Aplikasi DISPAKATI adalah aplikasi berbasis online yang ditujukan untuk membantu instansi pemerintah pusat/daerah dan/atau instansi pembina.
Hal itu untuk membantu dalam melakukan penyesuaian angka kredit konvensional ke angka kredit integrasi bagi pejabat fungsional di lingkungannya.
Sesuai dengan arahan Kepala kanwil Kemenkumham NTB, Parlindungan dalam rangka memaksimalkan aplikasi ini Kanwil Kemenkumham NTB khususnya para Perancang Peraturan Perundang-undangan pada Divisi Pelayanan Hukum dan HAM hadir secara daring.
Kegiatan DISPAKATI ini diselenggarakan pada hari Jumat 3 November 2023 yang bertempat di ruang ZI Kanwil Kemenkumham NTB.

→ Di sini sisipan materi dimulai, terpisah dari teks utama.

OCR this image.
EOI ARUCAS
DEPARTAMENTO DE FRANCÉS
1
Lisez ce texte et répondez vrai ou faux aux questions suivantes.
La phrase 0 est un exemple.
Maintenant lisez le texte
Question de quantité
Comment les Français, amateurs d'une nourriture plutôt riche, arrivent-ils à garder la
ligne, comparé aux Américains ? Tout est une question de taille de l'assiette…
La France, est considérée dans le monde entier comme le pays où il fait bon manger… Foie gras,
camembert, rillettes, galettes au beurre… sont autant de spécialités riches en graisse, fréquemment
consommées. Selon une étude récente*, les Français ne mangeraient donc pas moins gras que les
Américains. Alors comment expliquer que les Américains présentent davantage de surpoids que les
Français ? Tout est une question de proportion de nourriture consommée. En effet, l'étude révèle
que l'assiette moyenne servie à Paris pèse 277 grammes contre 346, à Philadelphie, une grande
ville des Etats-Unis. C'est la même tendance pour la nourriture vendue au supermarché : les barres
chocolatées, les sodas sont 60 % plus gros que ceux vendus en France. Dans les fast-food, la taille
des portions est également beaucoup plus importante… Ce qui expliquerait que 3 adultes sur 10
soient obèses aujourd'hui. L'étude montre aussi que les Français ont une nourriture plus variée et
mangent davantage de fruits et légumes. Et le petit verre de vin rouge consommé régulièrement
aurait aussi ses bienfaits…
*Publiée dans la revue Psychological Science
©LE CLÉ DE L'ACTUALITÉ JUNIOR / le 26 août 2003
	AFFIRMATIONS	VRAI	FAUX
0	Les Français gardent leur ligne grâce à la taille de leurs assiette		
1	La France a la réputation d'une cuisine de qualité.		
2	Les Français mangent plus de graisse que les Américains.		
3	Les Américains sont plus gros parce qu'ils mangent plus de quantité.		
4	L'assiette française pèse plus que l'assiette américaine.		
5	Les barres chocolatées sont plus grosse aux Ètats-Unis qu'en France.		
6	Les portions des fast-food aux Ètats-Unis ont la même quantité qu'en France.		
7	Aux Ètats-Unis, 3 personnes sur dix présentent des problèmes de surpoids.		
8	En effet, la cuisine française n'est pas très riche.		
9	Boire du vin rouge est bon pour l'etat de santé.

Kegiatan ini dibuka oleh Andriana Krisnawati, SH., MH., Perancang Ahli Madya Direktorat Jenderal Peraturan Perundang-undangan.
Andriana mengatakan, ini merupakan upaya memaksimalkan kinerja Perancang agar lebih terukur. Dimana teknis penggunaan aplikasi DISPAKATI sendiri dipaparkan oleh perwakilan dari Badan Kepegawaian Negara.
“Pemutakhiran teknologi informasi demi perubahan menuju digitalisasi dan inovasi menjadi krusial dalam menyediakan pelayanan publik yang lebih baik, efektif dan efisien,” ujar Menteri Hukum dan Hak Asasi Manusia (Menkumham) Yasonna H. Laoly.
Oleh karenanya, apa yang disampaikan Menkumham, Yasonna H.Laoly tentu saja disupport penuh oleh Kakanwil Kemenkumham NTB, Parlindungan.